Envoyé spécial du Pacte de Paris pour les peuples et la planète, l’ancien président du Sénégal estime que les institutions financières mondiales doivent mieux répondre aux besoins des pays en développement.
Lorsque je réfléchis à mes douze années passées à la tête du Sénégal (2012-2024), une leçon prévaut : le système financier international est défavorable aux pays en développement comme le mien.
Quelle que soit la solidité de nos politiques économiques, nous sommes considérés comme un pari risqué. Notre accès aux capitaux est à la fois restreint et excessivement cher.
Nos politiques fiscales et monétaires sont dictées, en fait, par des Banques centrales lointaines. Et lorsque nous essayons de protester, nous découvrons que nous n’avons pas de voix.
Les pays africains paient leurs emprunts quatre fois plus que les États-Unis et huit fois plus que les économies européennes les plus riches.
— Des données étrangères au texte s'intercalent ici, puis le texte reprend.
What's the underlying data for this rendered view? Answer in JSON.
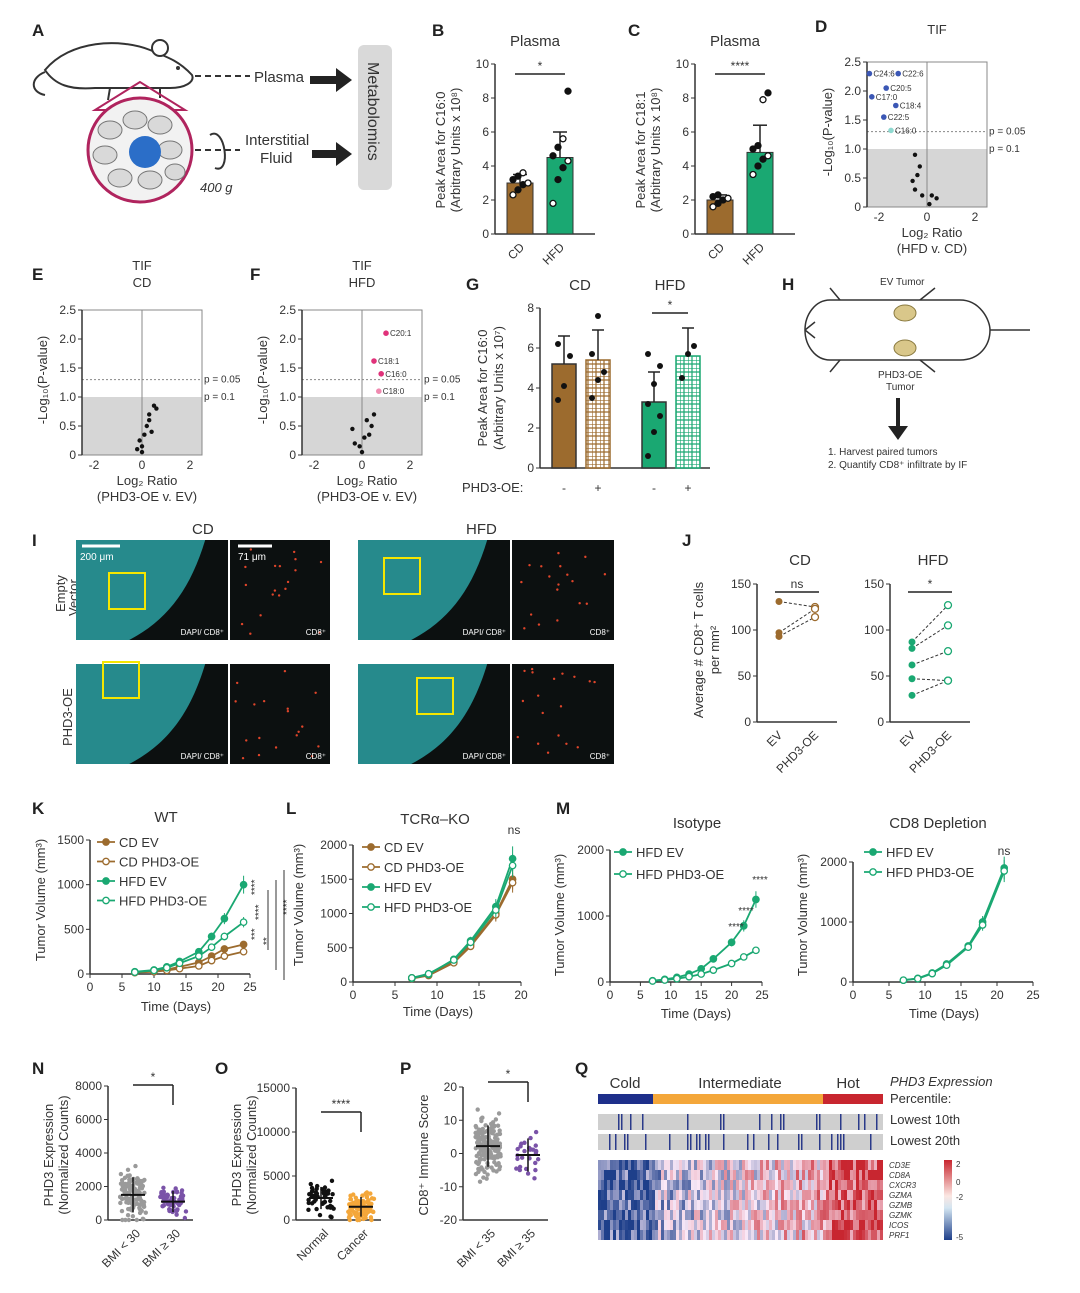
{
  "colors": {
    "cd": "#9c6b2e",
    "hfd": "#1aa872",
    "pink": "#e0327a",
    "cold": "#1e2f8a",
    "intermediate": "#f4a73a",
    "hot": "#c8262f",
    "cyan": "#2fb3b6"
  },
  "labels": {
    "panels": [
      "A",
      "B",
      "C",
      "D",
      "E",
      "F",
      "G",
      "H",
      "I",
      "J",
      "K",
      "L",
      "M",
      "N",
      "O",
      "P",
      "Q"
    ],
    "a": {
      "plasma": "Plasma",
      "interstitial1": "Interstitial",
      "interstitial2": "Fluid",
      "g": "400 g",
      "metabolomics": "Metabolomics"
    },
    "b": {
      "title": "Plasma",
      "ylabel1": "Peak Area for C16:0",
      "ylabel2": "(Arbitrary Units x 10⁸)",
      "yticks": [
        "0",
        "2",
        "4",
        "6",
        "8",
        "10"
      ],
      "cats": [
        "CD",
        "HFD"
      ],
      "sig": "*"
    },
    "c": {
      "title": "Plasma",
      "ylabel1": "Peak Area for C18:1",
      "ylabel2": "(Arbitrary Units x 10⁸)",
      "yticks": [
        "0",
        "2",
        "4",
        "6",
        "8",
        "10"
      ],
      "cats": [
        "CD",
        "HFD"
      ],
      "sig": "****"
    },
    "d": {
      "title": "TIF",
      "ylabel": "-Log₁₀(P-value)",
      "xlabel1": "Log₂ Ratio",
      "xlabel2": "(HFD v. CD)",
      "yticks": [
        "0",
        "0.5",
        "1.0",
        "1.5",
        "2.0",
        "2.5"
      ],
      "xticks": [
        "-2",
        "0",
        "2"
      ],
      "p05": "p = 0.05",
      "p1": "p = 0.1",
      "pts": [
        "C24:6",
        "C22:6",
        "C20:5",
        "C17:0",
        "C18:4",
        "C22:5",
        "C16:0"
      ]
    },
    "e": {
      "title1": "TIF",
      "title2": "CD",
      "ylabel": "-Log₁₀(P-value)",
      "xlabel1": "Log₂ Ratio",
      "xlabel2": "(PHD3-OE v. EV)",
      "yticks": [
        "0",
        "0.5",
        "1.0",
        "1.5",
        "2.0",
        "2.5"
      ],
      "xticks": [
        "-2",
        "0",
        "2"
      ],
      "p05": "p = 0.05",
      "p1": "p = 0.1"
    },
    "f": {
      "title1": "TIF",
      "title2": "HFD",
      "ylabel": "-Log₁₀(P-value)",
      "xlabel1": "Log₂ Ratio",
      "xlabel2": "(PHD3-OE v. EV)",
      "yticks": [
        "0",
        "0.5",
        "1.0",
        "1.5",
        "2.0",
        "2.5"
      ],
      "xticks": [
        "-2",
        "0",
        "2"
      ],
      "p05": "p = 0.05",
      "p1": "p = 0.1",
      "pts": [
        "C20:1",
        "C18:1",
        "C16:0",
        "C18:0"
      ]
    },
    "g": {
      "cd": "CD",
      "hfd": "HFD",
      "ylabel1": "Peak Area for C16:0",
      "ylabel2": "(Arbitrary Units x 10⁷)",
      "yticks": [
        "0",
        "2",
        "4",
        "6",
        "8"
      ],
      "phd": "PHD3-OE:",
      "signs": [
        "-",
        "+",
        "-",
        "+"
      ],
      "sig": "*"
    },
    "h": {
      "ev": "EV Tumor",
      "oe1": "PHD3-OE",
      "oe2": "Tumor",
      "step1": "1. Harvest paired tumors",
      "step2": "2. Quantify CD8⁺ infiltrate by IF"
    },
    "i": {
      "cd": "CD",
      "hfd": "HFD",
      "row1a": "Empty",
      "row1b": "Vector",
      "row2": "PHD3-OE",
      "scale1": "200 μm",
      "scale2": "71 μm",
      "dapi": "DAPI/ CD8⁺",
      "cd8": "CD8⁺"
    },
    "j": {
      "cd": "CD",
      "hfd": "HFD",
      "ylabel1": "Average # CD8⁺ T cells",
      "ylabel2": "per mm²",
      "yticks": [
        "0",
        "50",
        "100",
        "150"
      ],
      "cats": [
        "EV",
        "PHD3-OE"
      ],
      "sig_cd": "ns",
      "sig_hfd": "*"
    },
    "k": {
      "title": "WT",
      "ylabel": "Tumor Volume (mm³)",
      "xlabel": "Time (Days)",
      "yticks": [
        "0",
        "500",
        "1000",
        "1500"
      ],
      "xticks": [
        "0",
        "5",
        "10",
        "15",
        "20",
        "25"
      ],
      "legend": [
        "CD EV",
        "CD PHD3-OE",
        "HFD EV",
        "HFD PHD3-OE"
      ],
      "sigs": [
        "****",
        "****",
        "****",
        "***",
        "**"
      ]
    },
    "l": {
      "title": "TCRα–KO",
      "ylabel": "Tumor Volume (mm³)",
      "xlabel": "Time (Days)",
      "yticks": [
        "0",
        "500",
        "1000",
        "1500",
        "2000"
      ],
      "xticks": [
        "0",
        "5",
        "10",
        "15",
        "20"
      ],
      "legend": [
        "CD EV",
        "CD PHD3-OE",
        "HFD EV",
        "HFD PHD3-OE"
      ],
      "sig": "ns"
    },
    "m": {
      "title1": "Isotype",
      "title2": "CD8 Depletion",
      "ylabel": "Tumor Volume (mm³)",
      "xlabel": "Time (Days)",
      "yticks1": [
        "0",
        "1000",
        "2000"
      ],
      "yticks2": [
        "0",
        "1000",
        "2000"
      ],
      "xticks": [
        "0",
        "5",
        "10",
        "15",
        "20",
        "25"
      ],
      "legend": [
        "HFD EV",
        "HFD PHD3-OE"
      ],
      "sigs": [
        "****",
        "****",
        "****"
      ],
      "sig2": "ns"
    },
    "n": {
      "ylabel1": "PHD3 Expression",
      "ylabel2": "(Normalized Counts)",
      "yticks": [
        "0",
        "2000",
        "4000",
        "6000",
        "8000"
      ],
      "cats": [
        "BMI < 30",
        "BMI ≥ 30"
      ],
      "sig": "*"
    },
    "o": {
      "ylabel1": "PHD3 Expression",
      "ylabel2": "(Normalized Counts)",
      "yticks": [
        "0",
        "5000",
        "10000",
        "15000"
      ],
      "cats": [
        "Normal",
        "Cancer"
      ],
      "sig": "****"
    },
    "p": {
      "ylabel": "CD8⁺ Immune Score",
      "yticks": [
        "-20",
        "-10",
        "0",
        "10",
        "20"
      ],
      "cats": [
        "BMI < 35",
        "BMI ≥ 35"
      ],
      "sig": "*"
    },
    "q": {
      "cold": "Cold",
      "intermediate": "Intermediate",
      "hot": "Hot",
      "legend1": "PHD3 Expression",
      "legend2": "Percentile:",
      "lowest10": "Lowest 10th",
      "lowest20": "Lowest 20th",
      "genes": [
        "CD3E",
        "CD8A",
        "CXCR3",
        "GZMA",
        "GZMB",
        "GZMK",
        "ICOS",
        "PRF1"
      ],
      "scale": [
        "2",
        "0",
        "-2",
        "-5"
      ]
    }
  },
  "chart_data": [
    {
      "panel": "B",
      "type": "bar",
      "title": "Plasma",
      "categories": [
        "CD",
        "HFD"
      ],
      "values": [
        3.0,
        4.5
      ],
      "errors": [
        0.5,
        1.5
      ],
      "points": [
        [
          2.3,
          2.6,
          2.9,
          3.0,
          3.2,
          3.4,
          3.6
        ],
        [
          1.8,
          3.2,
          3.9,
          4.3,
          4.6,
          5.1,
          5.6,
          8.4
        ]
      ],
      "ylim": [
        0,
        10
      ]
    },
    {
      "panel": "C",
      "type": "bar",
      "title": "Plasma",
      "categories": [
        "CD",
        "HFD"
      ],
      "values": [
        2.0,
        4.8
      ],
      "errors": [
        0.3,
        1.6
      ],
      "points": [
        [
          1.6,
          1.8,
          2.0,
          2.1,
          2.2,
          2.3
        ],
        [
          3.5,
          4.0,
          4.4,
          4.6,
          5.0,
          5.2,
          7.9,
          8.3
        ]
      ],
      "ylim": [
        0,
        10
      ]
    },
    {
      "panel": "G",
      "type": "bar",
      "categories": [
        "CD -",
        "CD +",
        "HFD -",
        "HFD +"
      ],
      "values": [
        5.2,
        5.4,
        3.3,
        5.6
      ],
      "errors": [
        1.4,
        1.5,
        1.5,
        1.4
      ],
      "points": [
        [
          3.4,
          4.1,
          5.6,
          6.2
        ],
        [
          3.5,
          4.4,
          4.8,
          5.7,
          7.6
        ],
        [
          0.6,
          1.8,
          2.6,
          3.2,
          4.2,
          5.1,
          5.7
        ],
        [
          4.5,
          5.7,
          6.1
        ]
      ],
      "ylim": [
        0,
        8
      ]
    },
    {
      "panel": "J",
      "type": "scatter",
      "series": [
        {
          "name": "CD",
          "ev": [
            131,
            97,
            93
          ],
          "oe": [
            125,
            123,
            114
          ]
        },
        {
          "name": "HFD",
          "ev": [
            87,
            80,
            62,
            47,
            29
          ],
          "oe": [
            127,
            105,
            77,
            45,
            45
          ]
        }
      ],
      "ylim": [
        0,
        150
      ]
    },
    {
      "panel": "K",
      "type": "line",
      "title": "WT",
      "x": [
        7,
        10,
        12,
        14,
        17,
        19,
        21,
        24
      ],
      "series": [
        {
          "name": "CD EV",
          "values": [
            20,
            35,
            50,
            80,
            130,
            200,
            280,
            330
          ]
        },
        {
          "name": "CD PHD3-OE",
          "values": [
            15,
            25,
            40,
            60,
            90,
            150,
            200,
            250
          ]
        },
        {
          "name": "HFD EV",
          "values": [
            25,
            45,
            80,
            140,
            250,
            420,
            620,
            1000
          ]
        },
        {
          "name": "HFD PHD3-OE",
          "values": [
            20,
            40,
            70,
            120,
            200,
            300,
            420,
            580
          ]
        }
      ],
      "ylim": [
        0,
        1500
      ]
    },
    {
      "panel": "L",
      "type": "line",
      "title": "TCRα–KO",
      "x": [
        7,
        9,
        12,
        14,
        17,
        19
      ],
      "series": [
        {
          "name": "CD EV",
          "values": [
            60,
            100,
            300,
            550,
            1000,
            1500
          ]
        },
        {
          "name": "CD PHD3-OE",
          "values": [
            50,
            95,
            280,
            520,
            980,
            1450
          ]
        },
        {
          "name": "HFD EV",
          "values": [
            55,
            110,
            330,
            600,
            1100,
            1800
          ]
        },
        {
          "name": "HFD PHD3-OE",
          "values": [
            60,
            120,
            320,
            580,
            1050,
            1700
          ]
        }
      ],
      "ylim": [
        0,
        2000
      ]
    },
    {
      "panel": "M1",
      "type": "line",
      "title": "Isotype",
      "x": [
        7,
        9,
        11,
        13,
        15,
        17,
        20,
        22,
        24
      ],
      "series": [
        {
          "name": "HFD EV",
          "values": [
            20,
            40,
            70,
            120,
            200,
            350,
            600,
            850,
            1250
          ]
        },
        {
          "name": "HFD PHD3-OE",
          "values": [
            15,
            30,
            50,
            80,
            120,
            180,
            280,
            380,
            480
          ]
        }
      ],
      "ylim": [
        0,
        2000
      ]
    },
    {
      "panel": "M2",
      "type": "line",
      "title": "CD8 Depletion",
      "x": [
        7,
        9,
        11,
        13,
        16,
        18,
        21
      ],
      "series": [
        {
          "name": "HFD EV",
          "values": [
            30,
            60,
            150,
            300,
            600,
            1000,
            1900
          ]
        },
        {
          "name": "HFD PHD3-OE",
          "values": [
            30,
            55,
            140,
            280,
            580,
            950,
            1850
          ]
        }
      ],
      "ylim": [
        0,
        2000
      ]
    },
    {
      "panel": "N",
      "type": "scatter",
      "categories": [
        "BMI < 30",
        "BMI ≥ 30"
      ],
      "values": [
        1500,
        1100
      ],
      "ylim": [
        0,
        8000
      ]
    },
    {
      "panel": "O",
      "type": "scatter",
      "categories": [
        "Normal",
        "Cancer"
      ],
      "values": [
        2500,
        1500
      ],
      "ylim": [
        0,
        15000
      ]
    },
    {
      "panel": "P",
      "type": "scatter",
      "categories": [
        "BMI < 35",
        "BMI ≥ 35"
      ],
      "values": [
        0,
        -3
      ],
      "ylim": [
        -25,
        20
      ]
    }
  ]
}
Notre accès au financement du développement et du climat dépend de la fin de cette discrimination financière.
Il a fallu une pandémie et l’implosion économique qui s’est ensuivie pour que ces failles apparaissent au grand jour. Cela a conduit les Nations unies et le FMI (Fonds monétaire international) à appeler à un « nouveau Bretton Woods » : une réforme en profondeur des institutions financières internationales.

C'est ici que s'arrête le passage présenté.